Chauffage collectif en copropriété : STOP ou ENCORE ?

La question de la suppression du chauffage collectif revient régulièrement dans les copropriétés, en particulier lorsque la chaufferie est vétuste, que le coût de l’énergie flambe ou que les résidents signalent des problèmes récurrents de confort thermique. Si certains apprécieraient la liberté d’un chauffage individuel, d’autres redoutent l’ampleur des travaux, les coûts ou la perte d’un service commun.
En pratique, la démarche est possible, mais elle s’inscrit dans un cadre juridique strict et implique des modifications techniques importantes.

La sortie individuelle ? Mission impossible.

Dans une copropriété, le chauffage collectif (qui inclut fréquemment la fourniture d’eau chaude sanitaire) constitue un équipement commun au sens de l’article 10 de la loi du 10 juillet 1965. Aucun copropriétaire ne peut donc décider de son propre chef de se désengager du système collectif.

Il lui faudrait obtenir l’accord préalable de l’Assemblée Générale, à la majorité absolue sur l’aspect technique (le retrait du réseau collectif entraînant nécessairement des conséquences sur l’installation commune) et à l’unanimité sur l’aspect juridique (pour ne plus participer aux charges de chauffage).

Chauffage individuel, peut-être. Choix collectif, toujours.

La transformation du chauffage collectif en chauffage individuel nécessite un vote en assemblée générale à l’unanimité, car cette décision entraine la suppression d’un équipement commun.

L’unanimité implique qu’un seul vote « contre », ou même un seul absent, emportera le rejet de la résolution. Sauf dans de très petites copropriétés, obtenir l’unanimité est donc utopique.

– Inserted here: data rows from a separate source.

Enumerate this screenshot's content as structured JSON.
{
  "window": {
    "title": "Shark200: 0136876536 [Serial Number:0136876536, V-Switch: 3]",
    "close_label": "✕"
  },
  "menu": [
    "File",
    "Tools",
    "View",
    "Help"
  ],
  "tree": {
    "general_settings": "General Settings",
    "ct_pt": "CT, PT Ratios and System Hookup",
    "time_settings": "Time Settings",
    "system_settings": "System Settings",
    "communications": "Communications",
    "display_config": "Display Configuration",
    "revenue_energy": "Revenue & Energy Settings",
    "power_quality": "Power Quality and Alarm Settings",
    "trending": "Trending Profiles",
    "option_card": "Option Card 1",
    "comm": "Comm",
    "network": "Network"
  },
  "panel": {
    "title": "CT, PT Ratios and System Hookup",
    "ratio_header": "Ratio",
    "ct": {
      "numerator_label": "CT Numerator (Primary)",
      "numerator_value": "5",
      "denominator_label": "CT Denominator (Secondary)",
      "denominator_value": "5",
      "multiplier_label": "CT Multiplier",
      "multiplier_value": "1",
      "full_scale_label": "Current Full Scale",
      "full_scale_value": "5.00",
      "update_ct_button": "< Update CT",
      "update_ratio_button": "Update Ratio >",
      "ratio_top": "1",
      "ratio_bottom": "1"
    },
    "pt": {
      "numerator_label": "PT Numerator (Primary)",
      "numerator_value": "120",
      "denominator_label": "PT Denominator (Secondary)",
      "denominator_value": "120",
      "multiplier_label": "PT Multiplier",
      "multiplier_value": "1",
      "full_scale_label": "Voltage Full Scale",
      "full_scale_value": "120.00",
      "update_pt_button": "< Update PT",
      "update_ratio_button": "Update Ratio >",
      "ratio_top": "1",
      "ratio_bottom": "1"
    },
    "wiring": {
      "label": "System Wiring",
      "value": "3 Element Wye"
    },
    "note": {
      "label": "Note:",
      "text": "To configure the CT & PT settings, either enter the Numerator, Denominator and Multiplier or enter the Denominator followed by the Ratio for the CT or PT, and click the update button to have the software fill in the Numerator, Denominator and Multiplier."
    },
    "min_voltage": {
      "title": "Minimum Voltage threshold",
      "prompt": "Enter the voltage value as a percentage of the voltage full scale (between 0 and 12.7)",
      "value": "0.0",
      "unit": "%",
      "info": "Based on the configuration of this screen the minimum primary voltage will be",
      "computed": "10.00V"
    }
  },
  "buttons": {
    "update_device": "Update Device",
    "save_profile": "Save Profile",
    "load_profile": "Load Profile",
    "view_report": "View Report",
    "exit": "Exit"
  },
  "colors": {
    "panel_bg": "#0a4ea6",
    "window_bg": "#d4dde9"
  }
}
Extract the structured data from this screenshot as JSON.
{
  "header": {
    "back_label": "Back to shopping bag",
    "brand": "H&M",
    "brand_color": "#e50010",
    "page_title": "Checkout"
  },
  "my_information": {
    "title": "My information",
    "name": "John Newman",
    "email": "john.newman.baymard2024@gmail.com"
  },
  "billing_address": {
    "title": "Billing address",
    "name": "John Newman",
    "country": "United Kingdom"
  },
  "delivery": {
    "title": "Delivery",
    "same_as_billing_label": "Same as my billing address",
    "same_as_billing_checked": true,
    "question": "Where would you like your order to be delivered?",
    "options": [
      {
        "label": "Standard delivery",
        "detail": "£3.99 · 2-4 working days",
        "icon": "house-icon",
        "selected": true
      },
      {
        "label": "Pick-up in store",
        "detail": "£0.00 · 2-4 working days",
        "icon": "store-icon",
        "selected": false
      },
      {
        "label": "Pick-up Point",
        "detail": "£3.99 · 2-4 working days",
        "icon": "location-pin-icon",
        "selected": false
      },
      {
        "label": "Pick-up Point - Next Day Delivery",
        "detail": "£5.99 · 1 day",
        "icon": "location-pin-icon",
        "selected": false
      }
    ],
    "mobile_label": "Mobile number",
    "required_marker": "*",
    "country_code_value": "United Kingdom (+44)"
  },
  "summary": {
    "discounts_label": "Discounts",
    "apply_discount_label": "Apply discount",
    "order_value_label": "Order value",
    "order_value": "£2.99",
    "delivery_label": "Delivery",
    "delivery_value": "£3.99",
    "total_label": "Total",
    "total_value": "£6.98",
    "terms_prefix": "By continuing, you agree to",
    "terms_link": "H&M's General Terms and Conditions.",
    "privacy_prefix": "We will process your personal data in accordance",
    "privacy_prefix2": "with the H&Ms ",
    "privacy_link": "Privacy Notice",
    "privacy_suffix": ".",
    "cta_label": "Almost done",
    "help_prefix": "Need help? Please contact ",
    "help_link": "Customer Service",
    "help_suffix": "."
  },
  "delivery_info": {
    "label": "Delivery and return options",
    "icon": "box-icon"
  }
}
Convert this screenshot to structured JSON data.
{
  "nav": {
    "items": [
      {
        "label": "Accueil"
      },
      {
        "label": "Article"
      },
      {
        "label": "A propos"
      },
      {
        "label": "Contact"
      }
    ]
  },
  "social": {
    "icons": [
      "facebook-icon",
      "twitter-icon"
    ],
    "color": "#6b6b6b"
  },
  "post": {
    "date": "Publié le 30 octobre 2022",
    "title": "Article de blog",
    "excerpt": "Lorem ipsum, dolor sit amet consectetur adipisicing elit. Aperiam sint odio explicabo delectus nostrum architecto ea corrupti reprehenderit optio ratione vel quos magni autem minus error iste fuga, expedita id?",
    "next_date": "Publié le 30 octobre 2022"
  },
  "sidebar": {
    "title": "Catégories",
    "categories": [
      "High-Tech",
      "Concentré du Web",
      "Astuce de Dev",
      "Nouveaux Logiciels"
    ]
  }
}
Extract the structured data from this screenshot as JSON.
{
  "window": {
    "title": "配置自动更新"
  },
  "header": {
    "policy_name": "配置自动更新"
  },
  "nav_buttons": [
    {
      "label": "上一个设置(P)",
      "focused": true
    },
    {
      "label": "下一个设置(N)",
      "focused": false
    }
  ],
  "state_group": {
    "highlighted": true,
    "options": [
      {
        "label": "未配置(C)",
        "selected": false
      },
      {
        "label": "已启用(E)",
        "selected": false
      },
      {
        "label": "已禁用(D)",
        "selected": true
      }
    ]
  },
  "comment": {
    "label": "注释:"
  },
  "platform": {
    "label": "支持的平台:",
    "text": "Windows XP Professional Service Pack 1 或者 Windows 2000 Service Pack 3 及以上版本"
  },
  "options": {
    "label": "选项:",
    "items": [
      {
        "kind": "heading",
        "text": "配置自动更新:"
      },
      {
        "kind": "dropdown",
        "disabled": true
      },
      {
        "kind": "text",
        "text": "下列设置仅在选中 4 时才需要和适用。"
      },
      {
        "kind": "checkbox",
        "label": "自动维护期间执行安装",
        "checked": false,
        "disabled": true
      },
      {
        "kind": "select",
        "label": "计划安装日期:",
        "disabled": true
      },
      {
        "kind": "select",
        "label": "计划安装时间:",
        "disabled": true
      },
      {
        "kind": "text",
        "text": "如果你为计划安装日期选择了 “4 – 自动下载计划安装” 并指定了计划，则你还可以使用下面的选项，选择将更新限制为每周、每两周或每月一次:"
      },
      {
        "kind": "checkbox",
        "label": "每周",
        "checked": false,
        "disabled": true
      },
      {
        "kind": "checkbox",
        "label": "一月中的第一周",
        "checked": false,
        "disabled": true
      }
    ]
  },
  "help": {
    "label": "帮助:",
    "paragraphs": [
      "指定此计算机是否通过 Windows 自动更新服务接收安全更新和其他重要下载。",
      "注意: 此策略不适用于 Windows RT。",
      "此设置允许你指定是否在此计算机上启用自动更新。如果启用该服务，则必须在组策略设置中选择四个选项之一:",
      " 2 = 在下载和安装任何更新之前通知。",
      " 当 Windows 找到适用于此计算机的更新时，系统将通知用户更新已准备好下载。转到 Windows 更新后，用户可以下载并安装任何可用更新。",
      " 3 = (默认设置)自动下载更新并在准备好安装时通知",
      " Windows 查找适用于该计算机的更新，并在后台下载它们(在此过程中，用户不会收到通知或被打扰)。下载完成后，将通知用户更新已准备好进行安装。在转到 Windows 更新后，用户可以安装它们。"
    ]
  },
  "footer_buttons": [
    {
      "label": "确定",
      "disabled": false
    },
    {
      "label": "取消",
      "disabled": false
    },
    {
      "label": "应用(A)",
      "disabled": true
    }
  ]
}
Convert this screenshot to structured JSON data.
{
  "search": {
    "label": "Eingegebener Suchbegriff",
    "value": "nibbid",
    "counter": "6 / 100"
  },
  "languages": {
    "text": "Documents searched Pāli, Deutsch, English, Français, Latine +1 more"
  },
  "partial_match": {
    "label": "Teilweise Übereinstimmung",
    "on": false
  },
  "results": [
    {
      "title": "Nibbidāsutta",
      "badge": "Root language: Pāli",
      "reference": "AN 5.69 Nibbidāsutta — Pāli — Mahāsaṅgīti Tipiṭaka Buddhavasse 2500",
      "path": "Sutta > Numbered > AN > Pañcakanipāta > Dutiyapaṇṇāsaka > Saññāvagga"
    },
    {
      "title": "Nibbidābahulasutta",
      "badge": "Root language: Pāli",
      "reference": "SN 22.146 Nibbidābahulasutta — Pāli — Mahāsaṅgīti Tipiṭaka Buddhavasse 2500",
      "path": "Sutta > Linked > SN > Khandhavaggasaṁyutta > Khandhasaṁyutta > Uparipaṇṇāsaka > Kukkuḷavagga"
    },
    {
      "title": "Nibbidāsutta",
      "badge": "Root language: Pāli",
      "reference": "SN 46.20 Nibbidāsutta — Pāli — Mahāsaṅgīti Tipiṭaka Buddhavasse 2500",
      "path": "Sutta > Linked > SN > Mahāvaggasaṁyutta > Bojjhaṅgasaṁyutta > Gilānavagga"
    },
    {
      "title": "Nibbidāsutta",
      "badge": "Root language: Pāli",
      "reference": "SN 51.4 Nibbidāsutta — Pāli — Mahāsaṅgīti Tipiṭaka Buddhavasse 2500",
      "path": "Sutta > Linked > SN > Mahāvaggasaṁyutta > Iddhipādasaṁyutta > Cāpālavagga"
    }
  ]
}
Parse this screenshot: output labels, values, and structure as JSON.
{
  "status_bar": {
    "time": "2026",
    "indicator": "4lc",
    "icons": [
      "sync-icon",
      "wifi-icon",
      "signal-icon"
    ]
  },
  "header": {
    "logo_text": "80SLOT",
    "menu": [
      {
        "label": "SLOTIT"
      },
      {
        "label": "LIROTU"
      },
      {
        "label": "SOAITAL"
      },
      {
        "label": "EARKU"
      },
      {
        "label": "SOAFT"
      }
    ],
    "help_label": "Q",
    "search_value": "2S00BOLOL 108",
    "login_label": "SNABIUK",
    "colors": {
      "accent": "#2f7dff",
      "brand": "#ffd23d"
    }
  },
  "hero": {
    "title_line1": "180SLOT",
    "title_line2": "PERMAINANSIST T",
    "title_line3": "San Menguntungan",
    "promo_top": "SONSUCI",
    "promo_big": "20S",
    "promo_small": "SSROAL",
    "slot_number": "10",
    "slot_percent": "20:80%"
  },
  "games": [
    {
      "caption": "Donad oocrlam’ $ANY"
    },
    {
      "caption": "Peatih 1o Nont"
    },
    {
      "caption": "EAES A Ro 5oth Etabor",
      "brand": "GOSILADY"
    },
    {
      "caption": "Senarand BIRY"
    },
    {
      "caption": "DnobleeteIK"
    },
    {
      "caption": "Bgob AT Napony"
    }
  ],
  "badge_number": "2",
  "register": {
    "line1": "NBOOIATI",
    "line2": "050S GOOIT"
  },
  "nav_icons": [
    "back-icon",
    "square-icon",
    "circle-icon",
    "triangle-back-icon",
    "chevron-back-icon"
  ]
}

À noter toutefois que la jurisprudence a introduit une exception à ce principe d’unanimité, si l’installation en place est vétuste et irréparable – sauf à un coût disproportionné. Dans ce cas, le passage à l’individuel peut être considéré comme une amélioration qui se vote (depuis la Loi ALUR du 24/03/2014) à la majorité des voix de tous les copropriétaires (article 25).

Il appartiendra à chaque copropriété d’analyser sa situation pour déterminer la majorité applicable.

Les conséquences concrètes d’un passage à l’individuel.

A. Dans les parties privatives

  • Chaque copropriétaire doit financer et installer son propre système : chaudière gaz, radiateurs électriques, ballon d’eau chaude le cas échéant…
  • Ces travaux peuvent nécessiter des interventions lourdes dans le logement : démontage de l’existant, installation des nouveaux équipements, création de réseaux ou passage de conduites…
  • Chaque copropriétaire règle ensuite directement ses consommations au fournisseur d’énergie qu’il a choisi et devient responsable de l’entretien et du bon fonctionnement de son installation.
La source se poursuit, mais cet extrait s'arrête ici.